This guide is mainly an accumulation of information from two sources, both from the Jekyll Docs:

Installation:

We plan to install Jekyll1 on Ubuntu 20.04 on WSL. For this we have to install Ruby. The Ruby gems, however, we want to install only for the user (instead of a system-wide installation). For this purpose we edit the ~/.bashrc file and add the following:

# Ruby exports

export GEM_HOME=$HOME/gems
export PATH=$HOME/gems/bin:$PATH

which basically sets the path where the gems will be installed. We need to source the ~/.bashrc file now…

source ~/.bashrc

Now we start with the Ruby installation. We install this from the BrightBox PPA (Personal Package Archive):

which hosts optimized versions of Ruby for Ubuntu. (ref)

sudo apt-add-repository ppa:brightbox/ruby-ng
sudo apt-get update
sudo apt-get install ruby2.5 ruby2.5-dev build-essential dh-autoreconf

Update our gems:2

gem update

and finally install Jekyll and Bundler3:

gem install jekyll bundler

And then we can check the version using jekyll -v.

New blog setup:

A blog can be quickly set up with

jekyll new sitename

which will create a folder named sitename with all the relevant files. After that, we can cd sitename and start a server at that location:

bundle exec jekyll serve --force-polling

(As of 26-Oct-2021) Without the --force-polling option, changes made to files in the site are not reflected upon reload in the website. The command itself displays this warning:

Auto-regeneration may not work on some Windows versions.
Please see: https://github.com/Microsoft/BashOnWindows/issues/216
If it does not work, please upgrade Bash on Windows or run Jekyll with --no-watch.

One can also add the option --livereload to have the website reload automatically when the files are changed. Solution from issue #216 in the WSL repo.

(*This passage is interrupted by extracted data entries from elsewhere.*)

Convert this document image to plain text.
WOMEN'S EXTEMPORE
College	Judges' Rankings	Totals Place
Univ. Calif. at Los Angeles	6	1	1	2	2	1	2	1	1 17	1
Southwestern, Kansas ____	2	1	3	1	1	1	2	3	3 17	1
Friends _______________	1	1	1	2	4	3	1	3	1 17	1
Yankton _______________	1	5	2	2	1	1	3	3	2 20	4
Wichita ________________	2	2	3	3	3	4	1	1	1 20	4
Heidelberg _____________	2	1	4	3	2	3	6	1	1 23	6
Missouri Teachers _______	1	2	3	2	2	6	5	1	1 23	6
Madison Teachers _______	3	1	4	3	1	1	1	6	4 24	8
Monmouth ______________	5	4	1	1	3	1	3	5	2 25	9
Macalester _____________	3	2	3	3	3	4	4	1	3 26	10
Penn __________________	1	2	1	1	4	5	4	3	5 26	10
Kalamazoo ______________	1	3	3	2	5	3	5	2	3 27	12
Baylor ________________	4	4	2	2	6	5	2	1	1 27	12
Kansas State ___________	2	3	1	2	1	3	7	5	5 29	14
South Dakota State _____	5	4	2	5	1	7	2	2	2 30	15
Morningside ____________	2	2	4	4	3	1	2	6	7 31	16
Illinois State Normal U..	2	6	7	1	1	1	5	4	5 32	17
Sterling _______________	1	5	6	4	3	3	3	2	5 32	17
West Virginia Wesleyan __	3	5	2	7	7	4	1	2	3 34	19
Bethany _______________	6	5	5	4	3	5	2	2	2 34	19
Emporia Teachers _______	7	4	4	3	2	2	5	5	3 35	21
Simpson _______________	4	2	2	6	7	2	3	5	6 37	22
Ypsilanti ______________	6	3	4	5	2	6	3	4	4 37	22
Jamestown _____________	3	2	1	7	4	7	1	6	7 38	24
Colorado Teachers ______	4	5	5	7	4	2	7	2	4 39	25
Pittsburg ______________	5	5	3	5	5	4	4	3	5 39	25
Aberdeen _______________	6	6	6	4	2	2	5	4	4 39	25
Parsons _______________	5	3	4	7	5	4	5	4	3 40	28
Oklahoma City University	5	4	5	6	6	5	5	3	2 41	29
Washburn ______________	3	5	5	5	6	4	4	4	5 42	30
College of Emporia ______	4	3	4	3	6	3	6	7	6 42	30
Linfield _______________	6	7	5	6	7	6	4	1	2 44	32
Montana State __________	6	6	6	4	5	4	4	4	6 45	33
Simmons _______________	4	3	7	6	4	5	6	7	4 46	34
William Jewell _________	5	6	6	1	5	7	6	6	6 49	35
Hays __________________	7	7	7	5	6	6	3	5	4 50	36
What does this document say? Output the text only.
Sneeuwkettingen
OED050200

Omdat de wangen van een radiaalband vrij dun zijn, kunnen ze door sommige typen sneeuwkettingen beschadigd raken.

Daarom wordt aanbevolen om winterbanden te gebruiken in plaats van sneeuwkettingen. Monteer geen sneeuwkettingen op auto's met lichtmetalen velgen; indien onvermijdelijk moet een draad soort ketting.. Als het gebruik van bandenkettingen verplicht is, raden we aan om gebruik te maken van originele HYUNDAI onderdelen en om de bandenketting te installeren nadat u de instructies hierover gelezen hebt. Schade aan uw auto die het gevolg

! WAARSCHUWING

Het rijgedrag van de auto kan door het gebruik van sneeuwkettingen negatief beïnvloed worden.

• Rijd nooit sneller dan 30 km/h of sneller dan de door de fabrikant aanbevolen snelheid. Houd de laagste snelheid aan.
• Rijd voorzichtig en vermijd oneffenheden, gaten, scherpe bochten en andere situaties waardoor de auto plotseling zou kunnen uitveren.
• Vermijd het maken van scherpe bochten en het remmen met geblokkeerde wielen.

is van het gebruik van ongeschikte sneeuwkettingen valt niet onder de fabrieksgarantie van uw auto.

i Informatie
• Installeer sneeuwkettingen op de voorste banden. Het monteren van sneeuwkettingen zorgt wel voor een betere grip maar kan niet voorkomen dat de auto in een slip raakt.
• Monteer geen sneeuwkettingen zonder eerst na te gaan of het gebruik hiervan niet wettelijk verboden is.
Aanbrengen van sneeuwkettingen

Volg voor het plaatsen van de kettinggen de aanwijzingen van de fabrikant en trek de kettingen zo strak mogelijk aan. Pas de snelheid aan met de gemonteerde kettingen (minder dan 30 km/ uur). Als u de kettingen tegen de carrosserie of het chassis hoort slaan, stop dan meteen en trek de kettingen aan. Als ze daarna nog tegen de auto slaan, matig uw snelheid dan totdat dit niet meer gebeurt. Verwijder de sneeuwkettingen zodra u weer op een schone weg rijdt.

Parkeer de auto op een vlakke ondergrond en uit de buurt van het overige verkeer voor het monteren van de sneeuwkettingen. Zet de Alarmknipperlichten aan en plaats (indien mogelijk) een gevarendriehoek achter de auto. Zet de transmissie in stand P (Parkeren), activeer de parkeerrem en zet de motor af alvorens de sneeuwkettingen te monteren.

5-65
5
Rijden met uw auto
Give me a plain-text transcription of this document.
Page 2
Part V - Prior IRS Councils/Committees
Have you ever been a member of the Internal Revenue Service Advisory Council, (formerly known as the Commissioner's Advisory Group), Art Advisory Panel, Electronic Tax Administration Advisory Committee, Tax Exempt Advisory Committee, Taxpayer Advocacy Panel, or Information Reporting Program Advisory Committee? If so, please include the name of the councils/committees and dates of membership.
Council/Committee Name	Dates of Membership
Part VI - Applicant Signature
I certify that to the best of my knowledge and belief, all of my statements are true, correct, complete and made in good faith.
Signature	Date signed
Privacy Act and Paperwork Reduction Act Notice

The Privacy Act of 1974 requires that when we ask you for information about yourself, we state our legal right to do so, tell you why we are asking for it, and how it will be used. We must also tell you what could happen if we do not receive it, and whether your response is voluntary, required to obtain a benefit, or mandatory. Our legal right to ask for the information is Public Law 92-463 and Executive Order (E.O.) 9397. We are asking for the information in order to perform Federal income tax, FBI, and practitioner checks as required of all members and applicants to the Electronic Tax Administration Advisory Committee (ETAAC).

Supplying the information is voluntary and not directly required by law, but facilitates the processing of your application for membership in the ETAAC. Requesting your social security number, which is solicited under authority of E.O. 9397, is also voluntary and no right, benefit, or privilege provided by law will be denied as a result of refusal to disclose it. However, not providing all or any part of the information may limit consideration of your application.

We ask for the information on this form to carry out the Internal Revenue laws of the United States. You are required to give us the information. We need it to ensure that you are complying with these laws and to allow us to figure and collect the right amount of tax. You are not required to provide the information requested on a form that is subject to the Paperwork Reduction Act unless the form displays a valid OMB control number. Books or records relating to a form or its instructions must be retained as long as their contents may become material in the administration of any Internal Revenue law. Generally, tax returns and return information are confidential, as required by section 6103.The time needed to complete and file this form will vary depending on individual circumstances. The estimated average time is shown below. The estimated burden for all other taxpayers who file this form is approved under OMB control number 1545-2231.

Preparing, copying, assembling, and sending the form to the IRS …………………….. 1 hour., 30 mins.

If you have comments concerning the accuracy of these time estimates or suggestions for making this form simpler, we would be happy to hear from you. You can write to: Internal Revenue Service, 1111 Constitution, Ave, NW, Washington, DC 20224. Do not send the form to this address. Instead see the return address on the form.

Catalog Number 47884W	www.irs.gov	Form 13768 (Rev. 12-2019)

  1. We use a fairly old version of Ruby (2.5.8p224) here, following the tutorial. It’s not necessary to do this, but various gems have to have versions whicha re consistent with each other for the whole thing to work. So this is a safe bet. 

  2. In my case, a few gems failed to update properly. 

  3. By default, this fails (version conflict between RubyGems and Ruby?).

    Fetching: public_suffix-4.0.6.gem (100%)
    ERROR:  While executing gem ... (ArgumentError)
    wrong number of arguments (given 4, expected 1)
    

    however, gem uninstall psych fixes the issue and installation completes successfully (source). TO BE INVESTIGATED.